Ehe Michaela und erst recht ich irgendetwas unternehmen konnten, sauste Belle ganz allein vor aller Augen und sämtlichen, entsetzt starrenden Schuhspitzen quer übers Parkett, zwischen den Beinen der Tanzpaare hindurch bis zum anderen Ende des Saales. Dort stand gottlob ein hilfsbereiter Herrenschuh, der sie heranschlittern sah, einen raschen Schritt vorwärts machte und sie bremste. Ein seehr schicker Herrenschuh...

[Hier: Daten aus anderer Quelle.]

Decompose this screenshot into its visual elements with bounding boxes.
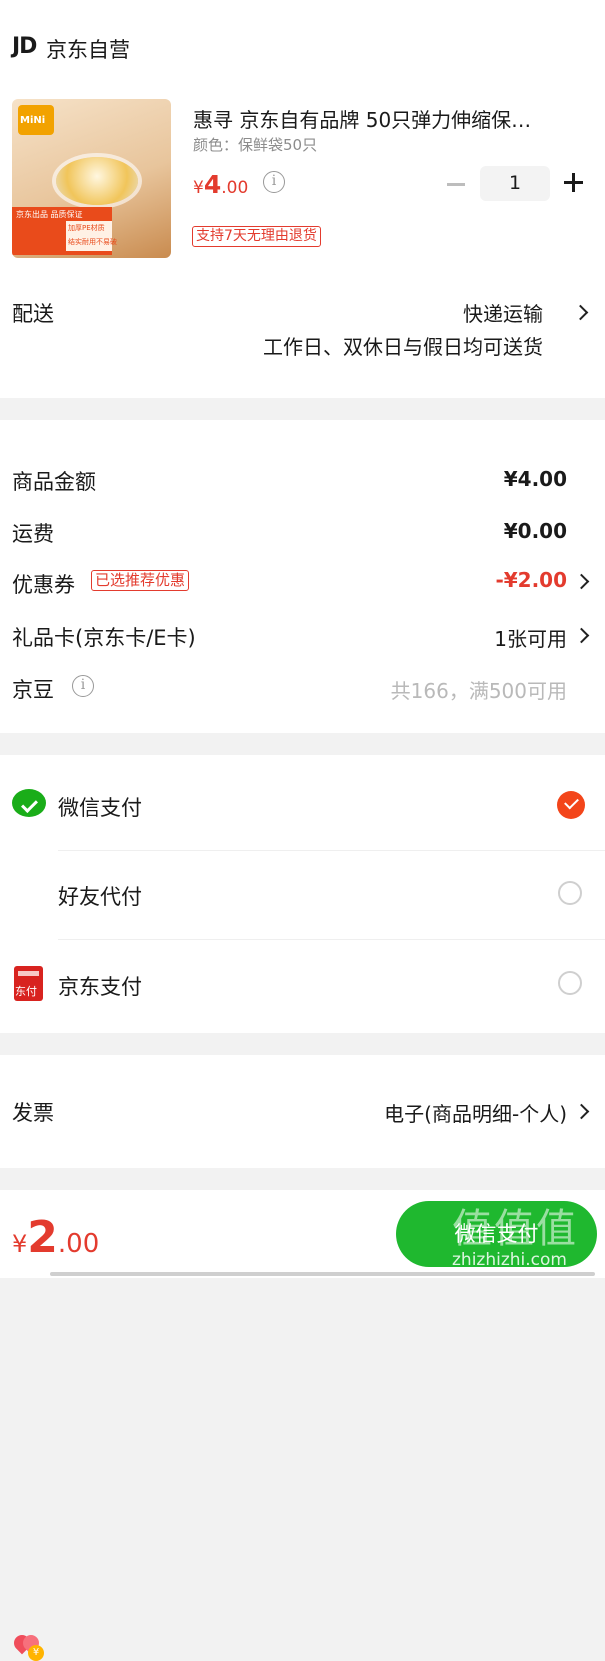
product-title[interactable]: 惠寻 京东自有品牌 50只弹力伸缩保…	[193, 104, 591, 133]
checkout-bar: ¥2.00 微信支付 值值值 zhizhizhi.com	[0, 1190, 605, 1278]
friend-pay-label: 好友代付	[58, 885, 142, 909]
shop-name[interactable]: 京东自营	[46, 34, 130, 64]
image-feature-2: 结实耐用不易破	[68, 238, 117, 246]
jingdou-info-icon[interactable]: i	[72, 675, 94, 697]
total-price: ¥2.00	[12, 1212, 100, 1263]
return-policy-tag: 支持7天无理由退货	[192, 226, 321, 247]
giftcard-chevron-icon[interactable]	[573, 627, 590, 644]
jd-pay-icon: 东付	[14, 966, 43, 1001]
jd-pay-radio[interactable]	[558, 971, 582, 995]
wechat-pay-icon	[12, 789, 46, 817]
jd-logo: JD	[12, 34, 37, 59]
delivery-method[interactable]: 快递运输	[463, 298, 543, 327]
jd-pay-label: 京东支付	[58, 975, 142, 999]
wechat-pay-label: 微信支付	[58, 796, 142, 820]
invoice-section[interactable]: 发票 电子(商品明细-个人)	[0, 1055, 605, 1168]
quantity-stepper[interactable]: 1	[480, 166, 550, 201]
coupon-recommend-tag: 已选推荐优惠	[91, 570, 190, 591]
increase-quantity-button[interactable]	[564, 173, 584, 193]
giftcard-value[interactable]: 1张可用	[494, 623, 567, 652]
wechat-selected-check-icon[interactable]	[557, 791, 585, 819]
payment-section: 微信支付 ¥ 好友代付 东付 京东支付	[0, 755, 605, 1661]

Unterdessen versuchte ich aufgeregt, Michaela zum Handeln zu bewegen:
„Klack, klick, klick!“
Doch bei der lauten Musik schien sie es nicht zu bemerken oder wollte es auch nicht.
Verzweifelt kriegte ich mit, wie sie zu ihrem Tanzpartner sagte:
„Macht mir gar nichts. Dann tanze ich eben weiter mit einem Schuh!“
„Die hat mich einfach ignoriert und der blöde Kerl lacht dazu auch noch!“
Ich war wütend.

„Wie kann sie nur so herzlos sein?“, dachte ich.
Mehr noch zu überlegen oder auf  passende Rache zu sinnen, blieb mir leider nicht die Gelegenheit. Ich war ja nur eine Schuh und hatte zu gehorchen.
„La, la, la...!!“

Nach ein paar Drehungen stellte ich aber erleichtert fest:
„Eine Runde heisst Runde, weil es immer rund geht. Also kommen wir gleich bei Belle vorbei!“
Das beruhigte mich etwas.

Mittlerweile hatte mein Zwilling seine Fassung wieder erlangt und sah seinen Bremsklotz etwas genauer an, ums sich endlich, wie es sich für eine Schuhprinzessin gehört, standesgemäß bei ihm zu bedanken:
„ Das war aber nett...!“, fing sie an.
Dabei blieb es aber dann auch. Sie hatte nämlich gleich mir festgestellt, dass ihr Gegenüber ein ungewöhnlich attraktiver Herrenschuh war. Ihre Schnalle blitzte ihn an. Das war zwar gegen jeglichen Schuh-Knigge, aber da leider nicht mehr zu verhindern. Ganz eindeutig hatte es meinen Zwilling tüchtig erwischt. Dass Leder ihres männlichen Gegenübers glänzte auffällig strahlend zurück.
„Arme Belle!“, dachte ich traurig.
„Sie sieht ihn doch wahrscheinlich nie wieder.“

Endlich blieb Michaela neben ihrem verlorenen Schuh stehen und bückte sich, um Belle aus dieser mehr als peinlichen Lage zu befreien.
„Einen Moment!“, sprach sie da eine freundliche Stimme an.
Der Besitzer des schönen Herrenschuhes beugte sich rasch, hob Belle auf und legte sie in Michaelas ausgestreckte Hand. Michaela sah ihn lächelnd an:
„Das ist aber lieb...!“ Komisch, die stockte ja fast so wie eben Belle. Sollte sie sich etwa auch...?
„Meine Güte, der lächelt ja genauso herzlich zurück!“
Mein Herz klopfte.

Mein Gespür trug mich nicht. Michaela und der junge Mann kamen ins Gespräch, unterhielten sich dann pausenlos und verstanden sich prächtig. Als es ans Abschiednehmen ging, fasste der junge Kavalier ihre Hand und bat sie um ein Wiedersehen.
Gar nicht mehr der übermütige Wildfang, hauchte Michaela schüchtern:
„Ja. Ich würde mich freuen.“

„Belle, ahnst du, was das für dich bedeutet... ??“
Ich brauchte sie nur anzusehen.
„Sie wird ihn wiedersehen. Sie ist glücklich!“
Da war auch ich glücklich.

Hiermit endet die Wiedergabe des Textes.